The longer Biden enables Israeli genocide without repercussion, the stronger the temptation will be to take up old grievances by doing things like bombing Lebanon, Syria, and even Iran (yikes). Bibi has already gestured in this direction.
The US has bases all over the Middle East. I was reminded of this recently by the excellent and incredibly insightful “Bomb Power” episode of Know Your Enemy. As that episode reminds us, the creation and cultivation of a nuclear arsenal commits the US military to a whole host of troubling policies: secrecy foremost among them, but also an extended logistics/support network.

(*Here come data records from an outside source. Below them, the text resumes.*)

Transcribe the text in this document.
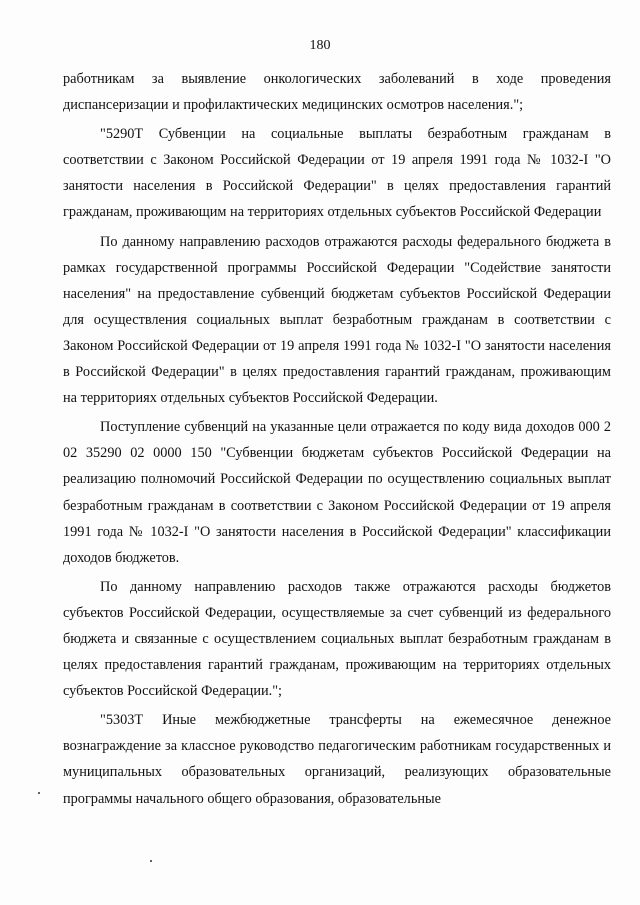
180

работникам за выявление онкологических заболеваний в ходе проведения диспансеризации и профилактических медицинских осмотров населения.";

"5290Т Субвенции на социальные выплаты безработным гражданам в соответствии с Законом Российской Федерации от 19 апреля 1991 года № 1032-I "О занятости населения в Российской Федерации" в целях предоставления гарантий гражданам, проживающим на территориях отдельных субъектов Российской Федерации

По данному направлению расходов отражаются расходы федерального бюджета в рамках государственной программы Российской Федерации "Содействие занятости населения" на предоставление субвенций бюджетам субъектов Российской Федерации для осуществления социальных выплат безработным гражданам в соответствии с Законом Российской Федерации от 19 апреля 1991 года № 1032-I "О занятости населения в Российской Федерации" в целях предоставления гарантий гражданам, проживающим на территориях отдельных субъектов Российской Федерации.

Поступление субвенций на указанные цели отражается по коду вида доходов 000 2 02 35290 02 0000 150 "Субвенции бюджетам субъектов Российской Федерации на реализацию полномочий Российской Федерации по осуществлению социальных выплат безработным гражданам в соответствии с Законом Российской Федерации от 19 апреля 1991 года № 1032-I "О занятости населения в Российской Федерации" классификации доходов бюджетов.

По данному направлению расходов также отражаются расходы бюджетов субъектов Российской Федерации, осуществляемые за счет субвенций из федерального бюджета и связанные с осуществлением социальных выплат безработным гражданам в целях предоставления гарантий гражданам, проживающим на территориях отдельных субъектов Российской Федерации.";

"5303Т Иные межбюджетные трансферты на ежемесячное денежное вознаграждение за классное руководство педагогическим работникам государственных и муниципальных образовательных организаций, реализующих образовательные программы начального общего образования, образовательные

This is in addition to the usual principles or reasons provided for Empire (oil, commerce more broadly, “national interests” and so on). This global overextension should be viewed as a profound vulnerability in the current moment.
The danger will be one of Israel fucking around and the US finding out. Anyone who remembers 1983 will realize this. If we witness a 1983 Beirut-level event, or even one USS Cole-sized, all bets are off. Despite bellicose rhetoric, Reagan had the good sense to avoid this outcome. I’m not so sure about Biden, Blinken, and the national-security Democrats.
To make matters worse, I am going to suggest that the only way forward to a Biden victory in November would be an attack of this kind. Only the most ghoulish of the NatSec apparatus would positively wish or will this to happen, but if it does happen, public opinion will swing back into yellow ribbon territory. This will not benefit Trump.
I don’t see how a Beirut Marine Barracks bombing-level event could possibly help Biden electorally. I don’t think it would help Trump or another theoretical Republican, or another Democratic, POTUS. I just don’t think that there is any “rally ‘round the flag” sentiment to exploit.
A terminally cynical society is not one that I think anyone really wants to live in. Ask a Russian.